Jacelon heard the elevator door at the back of the bridge hiss open. A familiar feeling of joy and relief told her who it was even before she turned around. “Lieutenant Commander O’Dal, you’re just in time.” She knew her voice probably sounded short and casual to anyone else but Kellen. Jacelon turned around and let her eyes declare what her voice couldn’t under the circumstances. “Lieutenant Commander D’Artansis, take us toward the orbit coordinates above the Merealian Mountains. Engage flight pattern Alpha-Beta-4-4.”
“Aye, Admiral. Flight pattern engaged. All we have to do is wait for the welcoming committee.”

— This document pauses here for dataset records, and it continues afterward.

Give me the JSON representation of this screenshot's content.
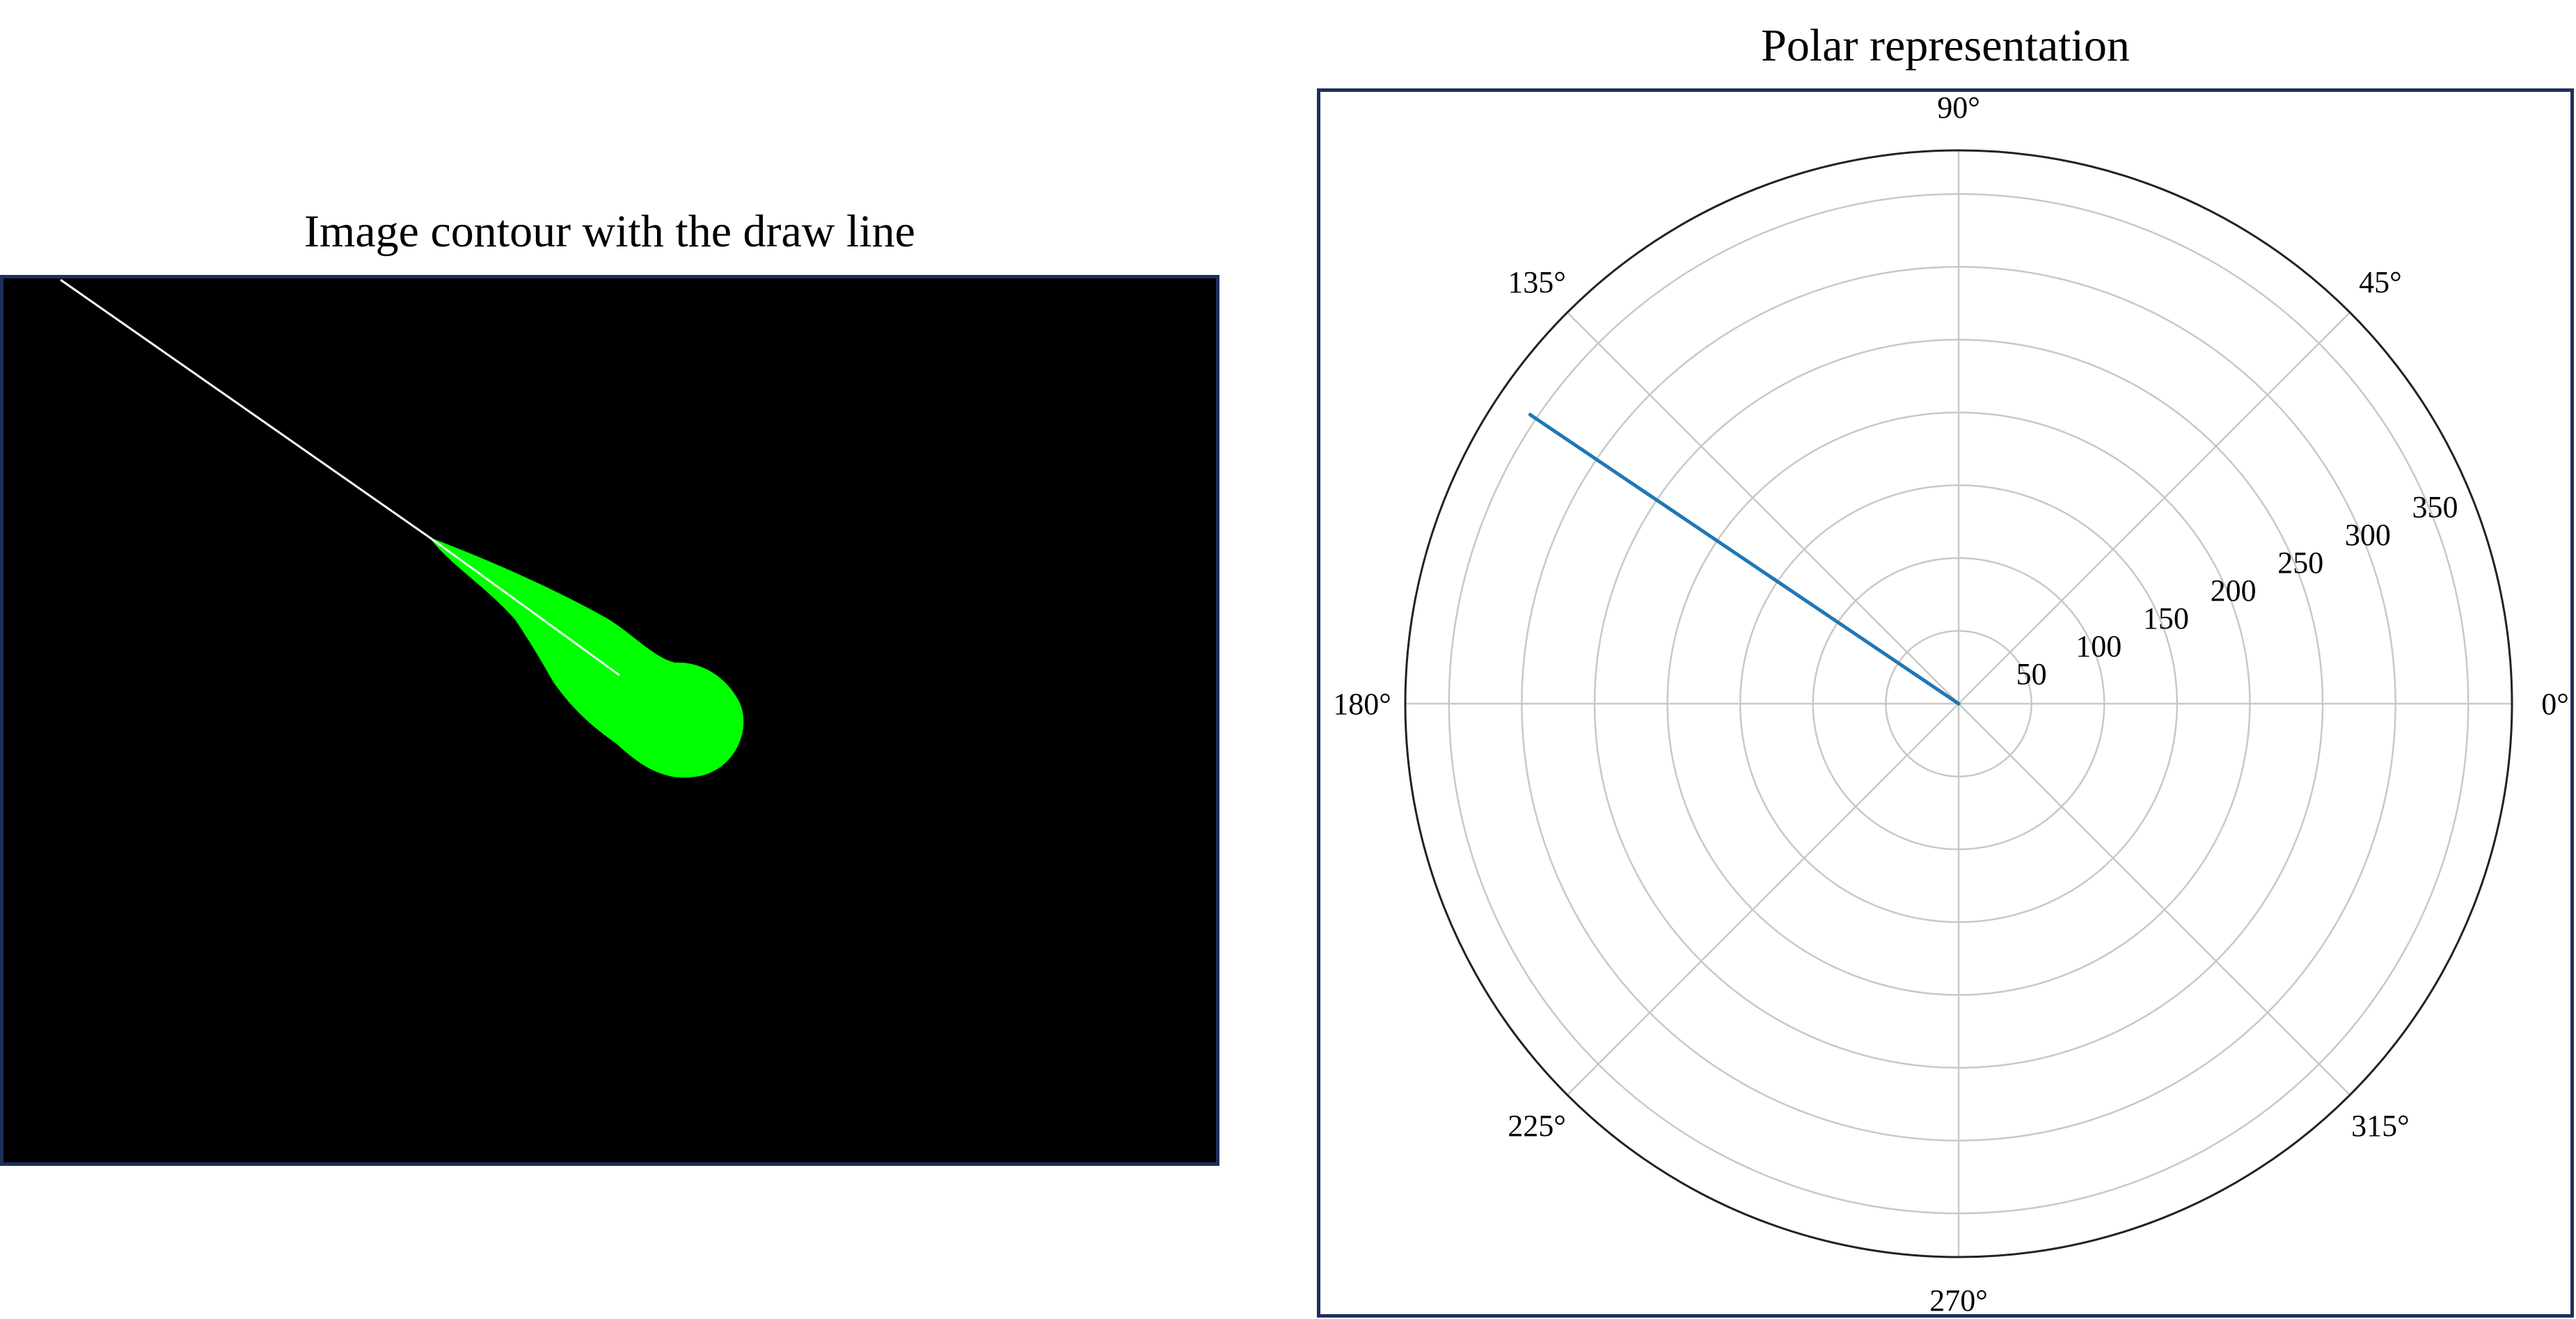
{
  "left_panel": {
    "title": "Image contour with the draw line",
    "background_color": "#000000",
    "contour_color": "#00ff00",
    "line_color": "#ffffff"
  },
  "chart_data": {
    "type": "polar-line",
    "title": "Polar representation",
    "theta_ticks": [
      "0°",
      "45°",
      "90°",
      "135°",
      "180°",
      "225°",
      "270°",
      "315°"
    ],
    "theta_tick_values_deg": [
      0,
      45,
      90,
      135,
      180,
      225,
      270,
      315
    ],
    "r_ticks": [
      50,
      100,
      150,
      200,
      250,
      300,
      350
    ],
    "r_ticks_labels": [
      "50",
      "100",
      "150",
      "200",
      "250",
      "300",
      "350"
    ],
    "rlim": [
      0,
      380
    ],
    "r_label_angle_deg": 22.5,
    "grid": true,
    "series": [
      {
        "theta_deg": [
          0,
          146
        ],
        "r": [
          0,
          355
        ],
        "color": "#1f77b4"
      }
    ]
  }
}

Jacelon walked across the bridge until she stood next to Kellen. She briefly let her hand touch her wife’s elbow and received a raised eyebrow in return. “You’re right, Leanne,” Jacelon acknowledged. “And it’ll probably be a very warm one. Plasma-scorching hot, in fact.”
*
Roshan stood on her bridge, allowing the captain to maneuver the large ship at his own discretion. She had enough space training to operate a smaller vessel, but these enormous ones, capable of carrying 120,000 cubic meters of goods, were beyond her capability. Behind her, four more ships of the same size lined up, then six smaller ones—a convoy of hope on a course to Gantharat.
“Paladin to engineering. Is everything prepared?”
“Engineering all set to go, ma’am,” a concise voice replied.
“Good. Remain on standby.”
“I see we’re about to head home,” Andreia said from behind as she came to stand next to Roshan. “I bet a lot of people will be celebrating in quite a few homes, in a day or two.”